Op 6 juli lanceerde het 654e bataljon vanwege brandstofproblemen pas om 14.00 uur de aanval. Door het zware vuur van de Sovjet-artillerie leed de Duitse infanterie echter ernstige verliezen, trok zich terug en verdronk. Op deze dag meldde het 654e bataljon "over een groot aantal Russische tanks die arriveerden om de verdediging te versterken". Volgens het avondrapport vernietigden de zelfrijdende kanonbemanningen 15 Sovjet T-34-tanks, en 8 van hen werden toegeschreven aan de bemanning onder bevel van Hauptmann Luders en 5 aan luitenant Peters. Er waren nog 17 auto's onderweg.

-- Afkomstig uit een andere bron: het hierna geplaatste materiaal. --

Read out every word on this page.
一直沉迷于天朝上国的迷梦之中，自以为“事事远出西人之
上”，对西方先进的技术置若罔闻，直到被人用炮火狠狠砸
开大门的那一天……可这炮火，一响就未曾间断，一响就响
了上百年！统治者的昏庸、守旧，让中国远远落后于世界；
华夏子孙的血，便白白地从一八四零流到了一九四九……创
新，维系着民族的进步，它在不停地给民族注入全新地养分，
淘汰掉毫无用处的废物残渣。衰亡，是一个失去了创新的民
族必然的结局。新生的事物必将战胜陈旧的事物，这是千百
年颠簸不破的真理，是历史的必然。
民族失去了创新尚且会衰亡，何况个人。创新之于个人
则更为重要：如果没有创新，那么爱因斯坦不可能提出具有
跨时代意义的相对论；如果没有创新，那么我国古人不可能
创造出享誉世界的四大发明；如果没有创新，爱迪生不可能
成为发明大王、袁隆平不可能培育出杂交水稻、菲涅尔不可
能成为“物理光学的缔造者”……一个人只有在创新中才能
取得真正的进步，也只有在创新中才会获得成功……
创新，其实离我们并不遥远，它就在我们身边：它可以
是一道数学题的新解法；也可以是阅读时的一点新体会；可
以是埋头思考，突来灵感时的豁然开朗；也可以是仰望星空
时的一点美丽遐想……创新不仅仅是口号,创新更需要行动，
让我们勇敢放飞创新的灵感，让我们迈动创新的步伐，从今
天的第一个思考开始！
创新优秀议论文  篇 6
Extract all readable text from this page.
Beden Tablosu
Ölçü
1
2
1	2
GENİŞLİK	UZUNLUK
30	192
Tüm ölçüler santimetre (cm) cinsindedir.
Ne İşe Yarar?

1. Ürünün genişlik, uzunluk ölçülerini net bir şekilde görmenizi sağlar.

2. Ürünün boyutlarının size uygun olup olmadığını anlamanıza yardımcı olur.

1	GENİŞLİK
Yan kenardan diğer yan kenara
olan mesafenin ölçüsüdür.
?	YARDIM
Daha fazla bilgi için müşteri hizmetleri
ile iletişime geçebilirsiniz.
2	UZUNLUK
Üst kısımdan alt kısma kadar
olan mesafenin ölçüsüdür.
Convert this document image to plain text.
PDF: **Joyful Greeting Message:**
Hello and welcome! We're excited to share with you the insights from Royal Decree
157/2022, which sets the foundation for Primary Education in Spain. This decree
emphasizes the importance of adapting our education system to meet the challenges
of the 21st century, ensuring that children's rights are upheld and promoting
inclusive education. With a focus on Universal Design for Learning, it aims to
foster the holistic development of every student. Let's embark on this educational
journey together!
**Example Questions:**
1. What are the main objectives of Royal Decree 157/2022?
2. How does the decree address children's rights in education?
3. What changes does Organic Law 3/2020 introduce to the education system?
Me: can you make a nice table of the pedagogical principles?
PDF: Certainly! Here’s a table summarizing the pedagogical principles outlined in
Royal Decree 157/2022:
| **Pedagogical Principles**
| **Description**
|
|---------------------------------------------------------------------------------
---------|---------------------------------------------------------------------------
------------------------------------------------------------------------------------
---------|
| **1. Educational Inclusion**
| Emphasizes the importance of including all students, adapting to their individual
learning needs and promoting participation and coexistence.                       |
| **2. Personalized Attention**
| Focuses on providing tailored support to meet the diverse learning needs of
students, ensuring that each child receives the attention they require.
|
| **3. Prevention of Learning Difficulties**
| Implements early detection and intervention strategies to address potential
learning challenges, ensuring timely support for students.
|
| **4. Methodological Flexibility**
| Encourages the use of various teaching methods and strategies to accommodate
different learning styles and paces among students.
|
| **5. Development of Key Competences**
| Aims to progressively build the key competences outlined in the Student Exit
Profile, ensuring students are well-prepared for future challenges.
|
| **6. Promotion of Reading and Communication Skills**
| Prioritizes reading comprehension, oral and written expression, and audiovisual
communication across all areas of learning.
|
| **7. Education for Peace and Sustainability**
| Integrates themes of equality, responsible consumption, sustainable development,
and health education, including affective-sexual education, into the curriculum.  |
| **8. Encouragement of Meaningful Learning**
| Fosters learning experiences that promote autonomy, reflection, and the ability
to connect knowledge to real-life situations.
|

De volgende dag werden de overblijfselen van het 653e en 654e bataljon naar Buzuluk getrokken, waar ze een korpsreserve vormden. Twee dagen stonden in het teken van autoreparatie. Op 8 juli namen verschillende Ferdinands en Brummbars deel aan de mislukte aanval op het station. Duiken.

Tegelijkertijd (8 juli) ontvangt het hoofdkwartier van het Sovjet Centrale Front het eerste rapport van de chef van de artillerie van het 13e leger over de opgeblazen Ferdinand-mijn. Twee dagen later arriveerde een groep van vijf officieren van de GAU KA speciaal vanuit Moskou naar het fronthoofdkwartier om dit monster te bestuderen. Ze hadden echter pech, op dat moment was het gebied waar de beschadigde gemotoriseerde kanonnen stonden bezet door de Duitsers.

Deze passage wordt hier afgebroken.